Outre-Atlantique, la semaine commencera mardi avec l’intervention du président de la Réserve fédérale américaine, Alan Greenspan, devant la Commission bancaire du Sénat.
Après une série de statistiques démontrant la vigueur de l’économie américaine, les opérateurs des marchés obligataires seront attentifs au ton adopté par le président de la Fed. Un style plus allant qu’à l’ordinaire risque de faire ressurgir les craintes d’un relèvement des taux.
«Il (Greenspan) serait plutôt tenté de laisser entendre que les taux seront relevés plus tôt que ce que la plupart des prévisionnistes avaient prévu à la fin de l’année dernière», a déclaré Adrian Schmidt, économiste international à la Chase à Londres.

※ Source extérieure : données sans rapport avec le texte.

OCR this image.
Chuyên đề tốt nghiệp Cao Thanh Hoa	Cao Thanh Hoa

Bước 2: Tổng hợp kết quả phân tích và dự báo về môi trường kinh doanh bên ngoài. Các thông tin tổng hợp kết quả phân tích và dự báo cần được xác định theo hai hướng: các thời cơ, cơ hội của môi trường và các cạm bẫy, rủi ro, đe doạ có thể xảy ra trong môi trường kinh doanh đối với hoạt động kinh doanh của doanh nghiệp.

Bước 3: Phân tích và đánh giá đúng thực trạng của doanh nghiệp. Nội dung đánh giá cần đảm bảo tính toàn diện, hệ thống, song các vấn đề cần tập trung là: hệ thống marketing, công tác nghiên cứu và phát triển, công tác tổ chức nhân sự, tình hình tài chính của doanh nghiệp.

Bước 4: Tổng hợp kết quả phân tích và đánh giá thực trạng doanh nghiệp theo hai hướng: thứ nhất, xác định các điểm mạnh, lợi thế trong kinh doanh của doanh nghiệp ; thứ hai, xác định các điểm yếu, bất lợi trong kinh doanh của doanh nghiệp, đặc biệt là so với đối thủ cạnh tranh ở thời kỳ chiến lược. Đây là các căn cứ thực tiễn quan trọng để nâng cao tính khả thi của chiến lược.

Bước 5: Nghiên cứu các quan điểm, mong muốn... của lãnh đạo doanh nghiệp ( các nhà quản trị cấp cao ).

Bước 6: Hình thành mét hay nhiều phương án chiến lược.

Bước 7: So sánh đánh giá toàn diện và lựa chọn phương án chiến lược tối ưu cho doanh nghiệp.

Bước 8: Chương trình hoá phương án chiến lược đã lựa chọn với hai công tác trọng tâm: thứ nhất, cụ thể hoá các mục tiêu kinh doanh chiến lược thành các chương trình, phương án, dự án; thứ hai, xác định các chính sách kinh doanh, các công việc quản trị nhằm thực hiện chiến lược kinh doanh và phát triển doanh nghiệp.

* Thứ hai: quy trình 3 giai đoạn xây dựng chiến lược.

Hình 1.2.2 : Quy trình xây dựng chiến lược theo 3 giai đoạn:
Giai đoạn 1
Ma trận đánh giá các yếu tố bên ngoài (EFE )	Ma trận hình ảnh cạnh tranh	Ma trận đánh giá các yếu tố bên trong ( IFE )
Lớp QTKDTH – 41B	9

«Si une partie de ce raisonnement est déjà prise en compte dans les marchés, ça risque tout de même de les rendre un peu nerveux».
En Europe, le ton sera sans doute donné dès lundi pour le reste de la semaine, avec les chiffres de la croissance monétaire allemande.
«Les données de M3 pour le mois de décembre devraient confirmer qu’un resserrement des taux (en Allemagne) n’est pas à l’ordre du jour cette année , et même peut-être l’année prochaine», a souligné David Bickman, analyste européen à Yamaichi International à Londres.
Ce dernier table sur une croissance de l’agrégat monétaire de 7,6% contre 8,0% en novembre. La statistique devrait soutenir les fonds d’Etat allemands, et par ricochet, les autres marchés obligataires européens.
Plus de chances
en Italie
Les marchés accorderont également du temps à l’enquête de l’IFO, publiée mardi, sur le climat des affaires en décembre.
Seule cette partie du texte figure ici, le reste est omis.